Since it does work out of the box, why force users to use an extra command line argument?

I've never successfully built clang without using the x64 host toolchain. At the very least, I think we should print a warning.

I've managed it for five years, entirely by accident (and not without frustration, hence the patch), but a warning seems like a reasonable idea.

Now, with CMake warning. This is only needed for the llvm cmake files (since Clang relies on them anyway).

I couldn't find a way to tell if the host system architecture is not 64-bit in CMake (we could skip the diagnostic on 32-bit hosts), so if someone knows a good incantation for that, it could be useful. I was able to find ways if the target architecture is 64-bit, but that's not helpful since a 32-bit host can still target a 64-bit architecture.

zturner accepted this revision.May 25 2017, 1:50 PM

It might be overkill, but CMAKE_HOST_SYSTEM_PROCESSOR probably contains what you need. In any case, lgtm even without doing that.

Presumably you tested this and confirmed that the warning shows up if and only if you don't specify -Thost=x64?

This revision is now accepted and ready to land.May 25 2017, 1:50 PM

It might be overkill, but CMAKE_HOST_SYSTEM_PROCESSOR probably contains what you need. In any case, lgtm even without doing that.

I found that, but it spits out the friendly name of the processor, which I'd have to parse for the pertinent information. That seemed too fragile for my tastes.

Presumably you tested this and confirmed that the warning shows up if and only if you don't specify -Thost=x64?

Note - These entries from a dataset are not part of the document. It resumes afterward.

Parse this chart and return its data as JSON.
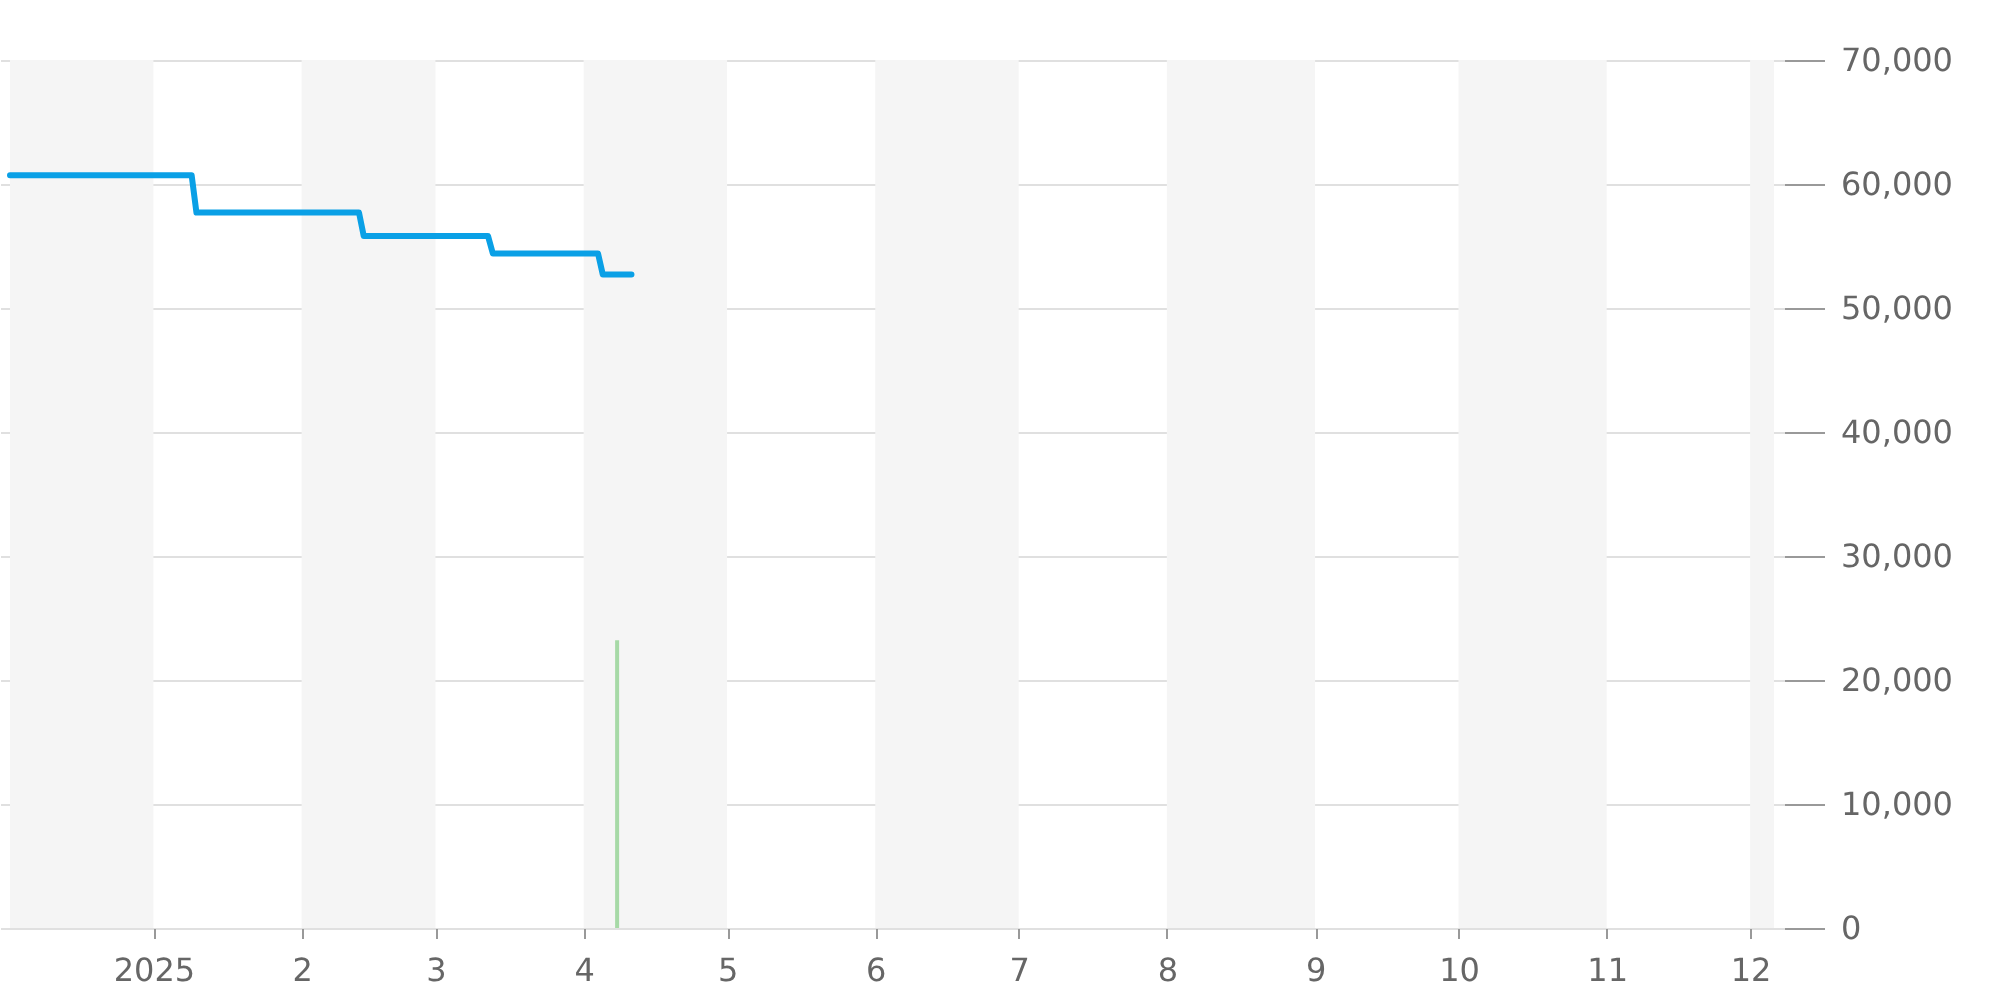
{
  "chart_data": {
    "type": "line",
    "xlim": [
      "2024-12-02",
      "2025-12-06"
    ],
    "ylim": [
      0,
      70000
    ],
    "xticks": [
      {
        "value": "2025-01-01",
        "label": "2025"
      },
      {
        "value": "2025-02-01",
        "label": "2"
      },
      {
        "value": "2025-03-01",
        "label": "3"
      },
      {
        "value": "2025-04-01",
        "label": "4"
      },
      {
        "value": "2025-05-01",
        "label": "5"
      },
      {
        "value": "2025-06-01",
        "label": "6"
      },
      {
        "value": "2025-07-01",
        "label": "7"
      },
      {
        "value": "2025-08-01",
        "label": "8"
      },
      {
        "value": "2025-09-01",
        "label": "9"
      },
      {
        "value": "2025-10-01",
        "label": "10"
      },
      {
        "value": "2025-11-01",
        "label": "11"
      },
      {
        "value": "2025-12-01",
        "label": "12"
      }
    ],
    "yticks": [
      0,
      {
        "value": 10000,
        "label": "10,000"
      },
      {
        "value": 20000,
        "label": "20,000"
      },
      {
        "value": 30000,
        "label": "30,000"
      },
      {
        "value": 40000,
        "label": "40,000"
      },
      {
        "value": 50000,
        "label": "50,000"
      },
      {
        "value": 60000,
        "label": "60,000"
      },
      {
        "value": 70000,
        "label": "70,000"
      }
    ],
    "grid": "y",
    "bands": [
      {
        "axis": "x",
        "from": "2024-12-02",
        "to": "2025-01-01",
        "color": "#f5f5f5"
      },
      {
        "axis": "x",
        "from": "2025-02-01",
        "to": "2025-03-01",
        "color": "#f5f5f5"
      },
      {
        "axis": "x",
        "from": "2025-04-01",
        "to": "2025-05-01",
        "color": "#f5f5f5"
      },
      {
        "axis": "x",
        "from": "2025-06-01",
        "to": "2025-07-01",
        "color": "#f5f5f5"
      },
      {
        "axis": "x",
        "from": "2025-08-01",
        "to": "2025-09-01",
        "color": "#f5f5f5"
      },
      {
        "axis": "x",
        "from": "2025-10-01",
        "to": "2025-11-01",
        "color": "#f5f5f5"
      },
      {
        "axis": "x",
        "from": "2025-12-01",
        "to": "2025-12-06",
        "color": "#f5f5f5"
      }
    ],
    "series": [
      {
        "type": "bar",
        "color": "#a6d9a6",
        "x": [
          "2025-04-08"
        ],
        "values": [
          23200
        ]
      },
      {
        "color": "#0aa0e6",
        "line_style": "solid",
        "marker": "none",
        "x": [
          "2024-12-02",
          "2025-01-09",
          "2025-01-10",
          "2025-02-13",
          "2025-02-14",
          "2025-03-12",
          "2025-03-13",
          "2025-04-04",
          "2025-04-05",
          "2025-04-11"
        ],
        "values": [
          60700,
          60700,
          57700,
          57700,
          55800,
          55800,
          54400,
          54400,
          52700,
          52700
        ]
      }
    ]
  }
}
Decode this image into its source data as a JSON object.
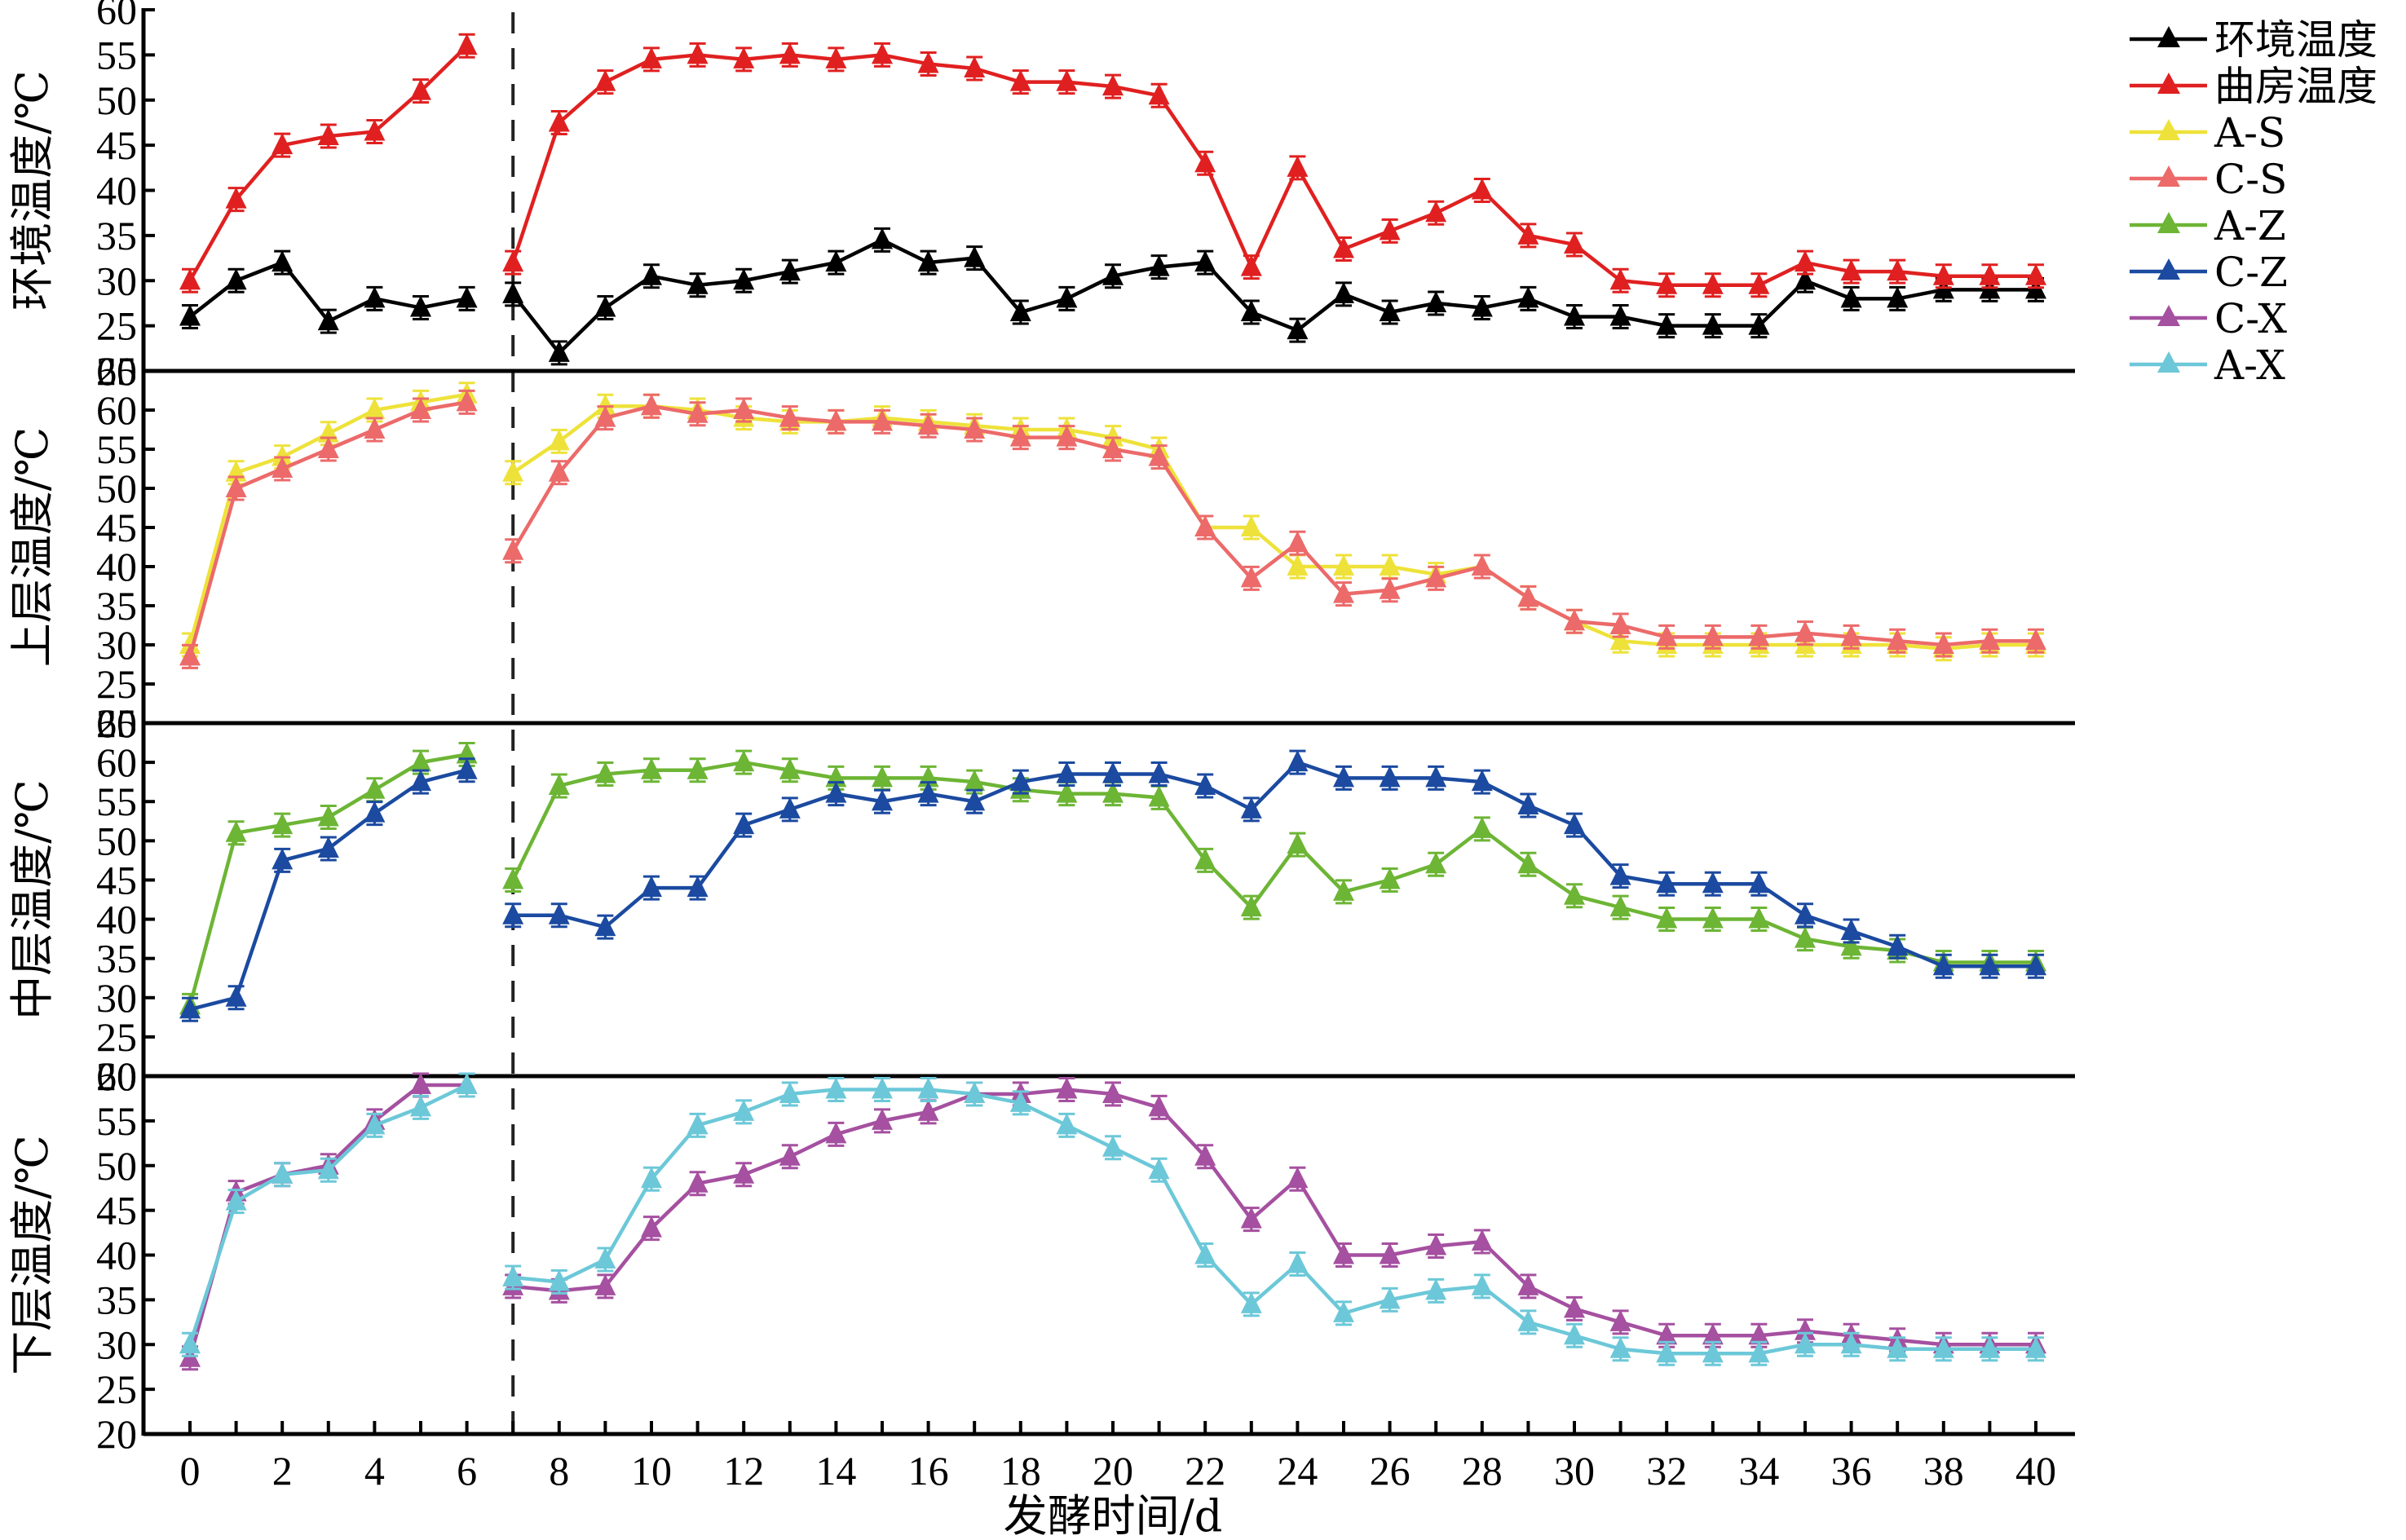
{
  "chart_data": {
    "type": "line",
    "xlabel": "发酵时间/d",
    "x_ticks": [
      0,
      2,
      4,
      6,
      8,
      10,
      12,
      14,
      16,
      18,
      20,
      22,
      24,
      26,
      28,
      30,
      32,
      34,
      36,
      38,
      40
    ],
    "xlim": [
      0,
      40
    ],
    "divider_day": 7,
    "days": [
      0,
      1,
      2,
      3,
      4,
      5,
      6,
      7,
      8,
      9,
      10,
      11,
      12,
      13,
      14,
      15,
      16,
      17,
      18,
      19,
      20,
      21,
      22,
      23,
      24,
      25,
      26,
      27,
      28,
      29,
      30,
      31,
      32,
      33,
      34,
      35,
      36,
      37,
      38,
      39,
      40
    ],
    "break_after_day": 6,
    "legend": [
      {
        "name": "环境温度",
        "color": "#000000"
      },
      {
        "name": "曲房温度",
        "color": "#e02020"
      },
      {
        "name": "A-S",
        "color": "#eee23a"
      },
      {
        "name": "C-S",
        "color": "#ec6a6a"
      },
      {
        "name": "A-Z",
        "color": "#6db535"
      },
      {
        "name": "C-Z",
        "color": "#1b4aa0"
      },
      {
        "name": "C-X",
        "color": "#a550a0"
      },
      {
        "name": "A-X",
        "color": "#6cc8d8"
      }
    ],
    "panels": [
      {
        "ylabel": "环境温度/℃",
        "ylim": [
          20,
          60
        ],
        "yticks": [
          20,
          25,
          30,
          35,
          40,
          45,
          50,
          55,
          60
        ],
        "series": [
          {
            "name": "环境温度",
            "color": "#000000",
            "values": [
              26,
              30,
              32,
              25.5,
              28,
              27,
              28,
              28.5,
              22,
              27,
              30.5,
              29.5,
              30,
              31,
              32,
              34.5,
              32,
              32.5,
              26.5,
              28,
              30.5,
              31.5,
              32,
              26.5,
              24.5,
              28.5,
              26.5,
              27.5,
              27,
              28,
              26,
              26,
              25,
              25,
              25,
              30,
              28,
              28,
              29,
              29,
              29
            ]
          },
          {
            "name": "曲房温度",
            "color": "#e02020",
            "values": [
              30,
              39,
              45,
              46,
              46.5,
              51,
              56,
              32,
              47.5,
              52,
              54.5,
              55,
              54.5,
              55,
              54.5,
              55,
              54,
              53.5,
              52,
              52,
              51.5,
              50.5,
              43,
              31.5,
              42.5,
              33.5,
              35.5,
              37.5,
              40,
              35,
              34,
              30,
              29.5,
              29.5,
              29.5,
              32,
              31,
              31,
              30.5,
              30.5,
              30.5
            ]
          }
        ]
      },
      {
        "ylabel": "上层温度/℃",
        "ylim": [
          20,
          65
        ],
        "yticks": [
          20,
          25,
          30,
          35,
          40,
          45,
          50,
          55,
          60,
          65
        ],
        "series": [
          {
            "name": "A-S",
            "color": "#eee23a",
            "values": [
              30,
              52,
              54,
              57,
              60,
              61,
              62,
              52,
              56,
              60.5,
              60.5,
              60,
              59,
              58.5,
              58.5,
              59,
              58.5,
              58,
              57.5,
              57.5,
              56.5,
              55,
              45,
              45,
              40,
              40,
              40,
              39,
              40,
              36,
              33,
              30.5,
              30,
              30,
              30,
              30,
              30,
              30,
              29.5,
              30,
              30
            ]
          },
          {
            "name": "C-S",
            "color": "#ec6a6a",
            "values": [
              28.5,
              50,
              52.5,
              55,
              57.5,
              60,
              61,
              42,
              52,
              59,
              60.5,
              59.5,
              60,
              59,
              58.5,
              58.5,
              58,
              57.5,
              56.5,
              56.5,
              55,
              54,
              45,
              38.5,
              43,
              36.5,
              37,
              38.5,
              40,
              36,
              33,
              32.5,
              31,
              31,
              31,
              31.5,
              31,
              30.5,
              30,
              30.5,
              30.5
            ]
          }
        ]
      },
      {
        "ylabel": "中层温度/℃",
        "ylim": [
          20,
          65
        ],
        "yticks": [
          20,
          25,
          30,
          35,
          40,
          45,
          50,
          55,
          60,
          65
        ],
        "series": [
          {
            "name": "A-Z",
            "color": "#6db535",
            "values": [
              29,
              51,
              52,
              53,
              56.5,
              60,
              61,
              45,
              57,
              58.5,
              59,
              59,
              60,
              59,
              58,
              58,
              58,
              57.5,
              56.5,
              56,
              56,
              55.5,
              47.5,
              41.5,
              49.5,
              43.5,
              45,
              47,
              51.5,
              47,
              43,
              41.5,
              40,
              40,
              40,
              37.5,
              36.5,
              36,
              34.5,
              34.5,
              34.5
            ]
          },
          {
            "name": "C-Z",
            "color": "#1b4aa0",
            "values": [
              28.5,
              30,
              47.5,
              49,
              53.5,
              57.5,
              59,
              40.5,
              40.5,
              39,
              44,
              44,
              52,
              54,
              56,
              55,
              56,
              55,
              57.5,
              58.5,
              58.5,
              58.5,
              57,
              54,
              60,
              58,
              58,
              58,
              57.5,
              54.5,
              52,
              45.5,
              44.5,
              44.5,
              44.5,
              40.5,
              38.5,
              36.5,
              34,
              34,
              34
            ]
          }
        ]
      },
      {
        "ylabel": "下层温度/℃",
        "ylim": [
          20,
          60
        ],
        "yticks": [
          20,
          25,
          30,
          35,
          40,
          45,
          50,
          55,
          60
        ],
        "series": [
          {
            "name": "C-X",
            "color": "#a550a0",
            "values": [
              28.5,
              47,
              49,
              50,
              55,
              59,
              59,
              36.5,
              36,
              36.5,
              43,
              48,
              49,
              51,
              53.5,
              55,
              56,
              58,
              58,
              58.5,
              58,
              56.5,
              51,
              44,
              48.5,
              40,
              40,
              41,
              41.5,
              36.5,
              34,
              32.5,
              31,
              31,
              31,
              31.5,
              31,
              30.5,
              30,
              30,
              30
            ]
          },
          {
            "name": "A-X",
            "color": "#6cc8d8",
            "values": [
              30,
              46,
              49,
              49.5,
              54.5,
              56.5,
              59,
              37.5,
              37,
              39.5,
              48.5,
              54.5,
              56,
              58,
              58.5,
              58.5,
              58.5,
              58,
              57,
              54.5,
              52,
              49.5,
              40,
              34.5,
              39,
              33.5,
              35,
              36,
              36.5,
              32.5,
              31,
              29.5,
              29,
              29,
              29,
              30,
              30,
              29.5,
              29.5,
              29.5,
              29.5
            ]
          }
        ]
      }
    ]
  }
}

Yes. In my tests, if you start from a clean build directory and elide the -T entirely, you get a warning. If you specify -T<anything>, you do not get the warning. Once you specify -Thost=x64, if you reconfigure and leave the -T option off, CMAKE_GENERATOR_TOOLSET still retains the host=x64 and the project files are sane.

One thing to note: -Tv140 will use the MSVC 2015 32-bit toolset and not generate a warning here. However, I suspect that if you are specifying the -T flag, you already know what you want to have happen.